If you’ve been following MCH for a while you will know that I have shared many different methods for making deep dish wheels that have involved countless tools and a variety of processes, mainly because I love JDM and all the hellasweetness that entails.
Well today I am happy to announce that I have officially ‘Cracked the Deep Dish Code’ and have discovered a method that is not only quite easy and relatively quick but also means you are no longer limited to certain wheels or inserts! This means you can create deep dish wheels to suit whatever style you like.
Today we’ll be making BBS style wheels because let’s be honest – no other wheel insert comes close in terms of the finished look and how it contrasts against …every bloody custom Hot Wheels car you put them on! 😀
How To Make Deep Dish BBS Wheels | Preparing Your Inserts
A picture tells the story so much better than Sir Waffle-a-Lot here and so I’ll share the entire process in the following image and go through the steps in more details afterwards. *Note that the image is viewed/read left to right and top to bottom
How To Shave The Wheel Insert
I discovered the skinny wheels and realised they could be cut down easily –> In This Post Here <– and realised I could force any wheel to also be skinny – and that’s exactly what step 1 entails.
- Take your cutting pliers and force it into the wheel from the back as if to ‘bite’ the wheel and then make the initial cut.
Continue to cut around and as close to the wheel face as possible but note that there are 4 supports inside the wheel that will make life somewhat difficult. I find it works to jiggle the pliers back and forth as you are cutting.
- You should now have a ‘skinny wheel’ and can attack the tyre wall with your cutting pliers – and listen carefully because this tip will save you a lot of time and energy in the long run:
- When you are cutting the edges of the tire/plastic away you can get away with more angle than you would think. Take a look at the photo and see how the pliers flat edge is actually resting on top of the BBS insert. Granted it is only overlapping by a half a mm at best but there is still some definite overlap. This is exactly what you want because as you cut down the insert edge naturally drops away from the pliers and the cut ends up wonderfully close to the edge of the wheel.
- In fact if you look at image 4 showing the results of my cutting you will see how close the cuts are. The one section where I didnt have enough room left to grab a good portion of plastic is clearly evident on the left where the amount of plastic left is, well it’s not exactly subtle is it.
- If you followed the above tips then you should be left with an insert that is relatively round and has minimal ‘rubber’ left so now it’s time to do some filing. Again the image above tells the story so my only advice here is to get into a rhythm of filing and turning, turning and filing.

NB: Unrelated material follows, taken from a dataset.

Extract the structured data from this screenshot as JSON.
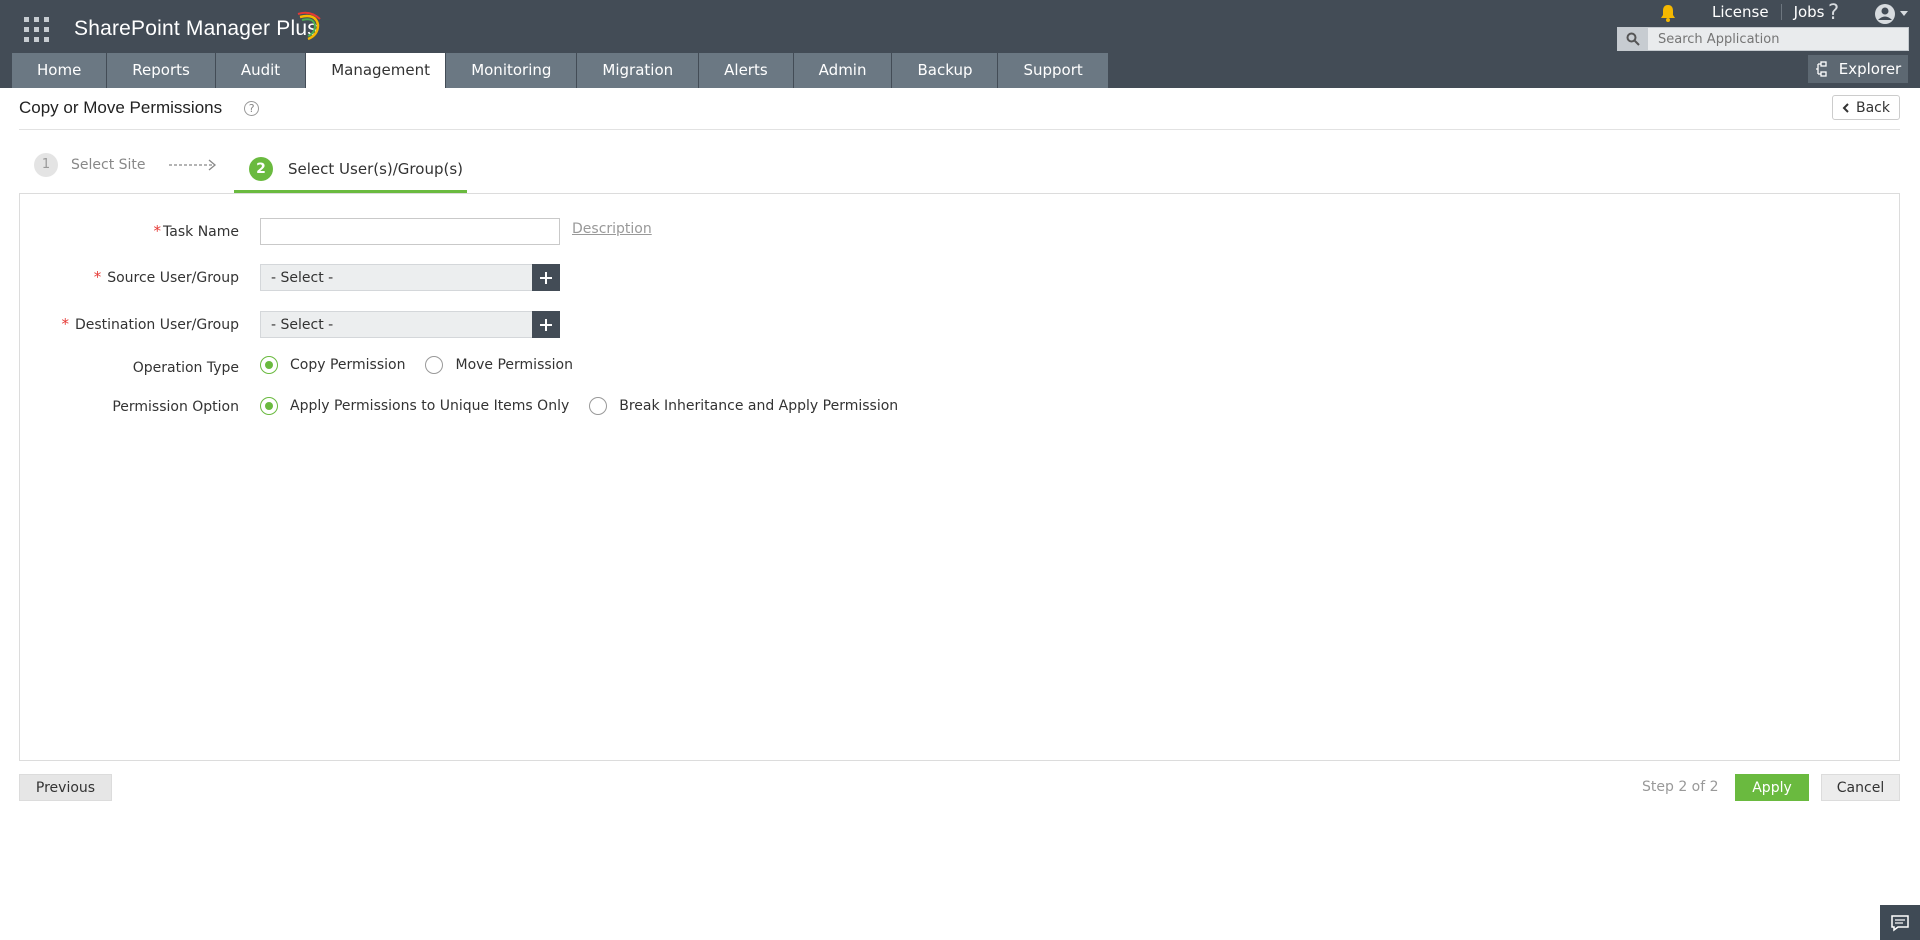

The more even and rhythmic you can get the easier it is to produce a nice round circle.
- Once it is even and neat we can test it on the deep dish wheel barrel we …are… about to make 😀
How To Create The Deep Dish Barrel
This method has not changed since the very first Deep Dish wheel guide – probably never will.
The first thing you need to note is that only a certain type of wheel will work – that being the 5 spoke design that has the unique difference of not being solid. It’s a very common wheel and the image above is all you’re getting :p Now let’s make some dish…

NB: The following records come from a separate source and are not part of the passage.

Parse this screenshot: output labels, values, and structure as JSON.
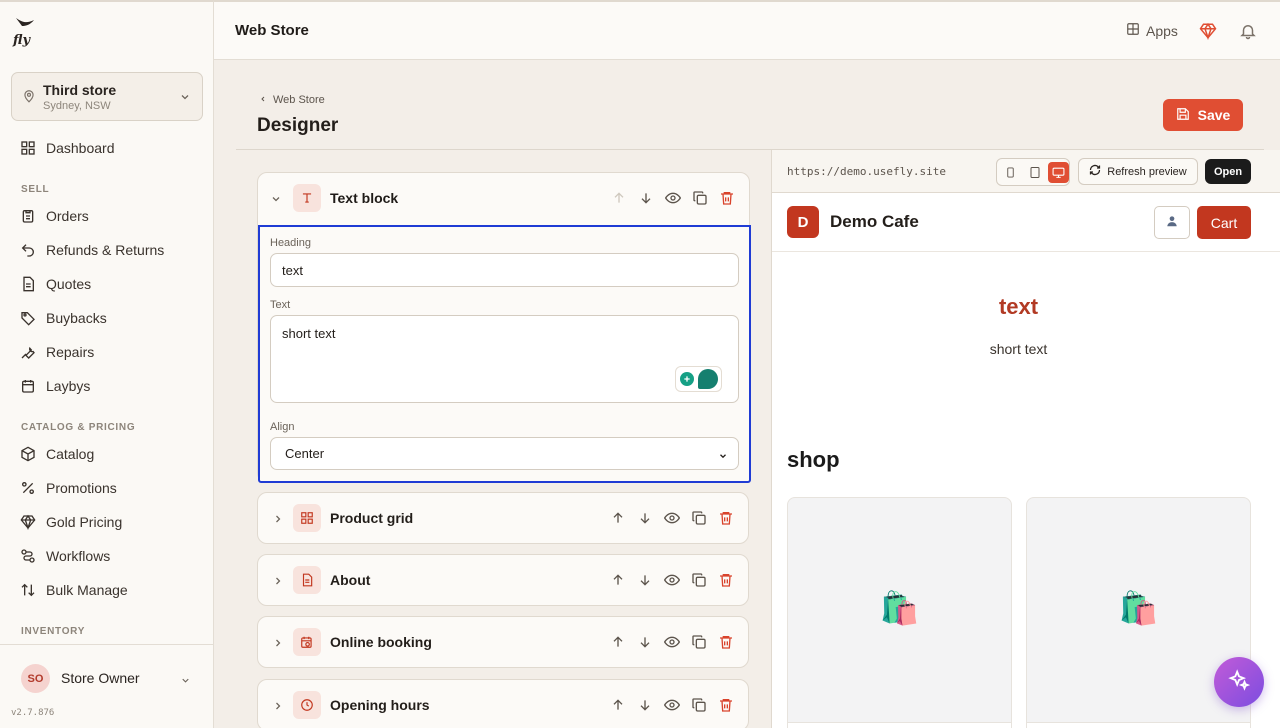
{
  "app": {
    "logo_text": "fly",
    "version": "v2.7.876"
  },
  "store_switcher": {
    "name": "Third store",
    "location": "Sydney, NSW"
  },
  "sidebar": {
    "dashboard": "Dashboard",
    "sections": {
      "sell": "SELL",
      "catalog": "CATALOG & PRICING",
      "inventory": "INVENTORY"
    },
    "sell_items": [
      "Orders",
      "Refunds & Returns",
      "Quotes",
      "Buybacks",
      "Repairs",
      "Laybys"
    ],
    "catalog_items": [
      "Catalog",
      "Promotions",
      "Gold Pricing",
      "Workflows",
      "Bulk Manage"
    ],
    "user": {
      "initials": "SO",
      "name": "Store Owner"
    }
  },
  "topbar": {
    "title": "Web Store",
    "apps_label": "Apps"
  },
  "page": {
    "breadcrumb": "Web Store",
    "title": "Designer",
    "save_label": "Save"
  },
  "blocks": {
    "open": {
      "title": "Text block",
      "heading_label": "Heading",
      "heading_value": "text",
      "text_label": "Text",
      "text_value": "short text",
      "align_label": "Align",
      "align_value": "Center"
    },
    "collapsed": [
      "Product grid",
      "About",
      "Online booking",
      "Opening hours"
    ]
  },
  "preview": {
    "url": "https://demo.usefly.site",
    "refresh_label": "Refresh preview",
    "open_label": "Open",
    "site": {
      "logo_letter": "D",
      "name": "Demo Cafe",
      "cart_label": "Cart",
      "heading": "text",
      "text": "short text",
      "shop_heading": "shop",
      "product_icon": "🛍️"
    }
  },
  "colors": {
    "accent": "#e04e33",
    "site_brand": "#c2371f",
    "selection_outline": "#1f3bd4"
  }
}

- Place your wheel (minus axle!) into a vice and make sure it is fairly tight in there. Note that the wheel can be ever-so-slightly mishapen and still drill fine.
- Take an 8mm drill bit (confirm yourself obviously) and drill straight down into the wheel. Straight down!
HINT: Start the drill at full speed and let it sit on top of the wheel for a few seconds and then gently push the drill down into the wheel, but at no stage should you feel like you are forcing the issue. Let the drill do the work basically
- Now for the only part of this entire process that really sucks dogs balls – because we need to clean out all the gunk from the inside of the wheel including what is left of the 4 support beams that held the wheel in the first place.
- As you can see from image 4 there is a natural step on the inside of the wheel (which is why this wheel is perfect for the task) but sitting around this insert are what is left of the 4 supports – and they are a pain to get out. My only recommendation is to cut with your scalpel across the edge of the step so you are cutting the bottom of the plastic supports and then cutting down vertically into the inside wall so you are cutting the remainder away.
Once you have cleaned out the back you need to sand both the back and the dish itself. I wrap (medium grit) sandpaper around a smaller drill bit and use that to make the insides smooth and free of ‘imperfections’
- Now take your Silver paint pen or ‘Sharpie’ and paint the dish. I also recommend painting around the lip because although it is chrome it is almost impossible to keep flawless throughout the process and you might find you have huge amounts of ‘gutter rash’ – and we can’t have that now
- Insert your premade BBS insert and voila – instant deep dish BBS wheels.
*Note that I have not coloured the outside lip in this picture and you can see the large uneven ‘gutter rash’ marks around the edge. I then painted the edges as well and the final results are, well they’re outstanding!
This last collage is a great example of the difference it makes painting the outside lip as well. You can clearly see in all three shots (especially the first one) how I have painted the front wheels lip but have yet to paint the rear. Definitely irks me every time I look at these pics.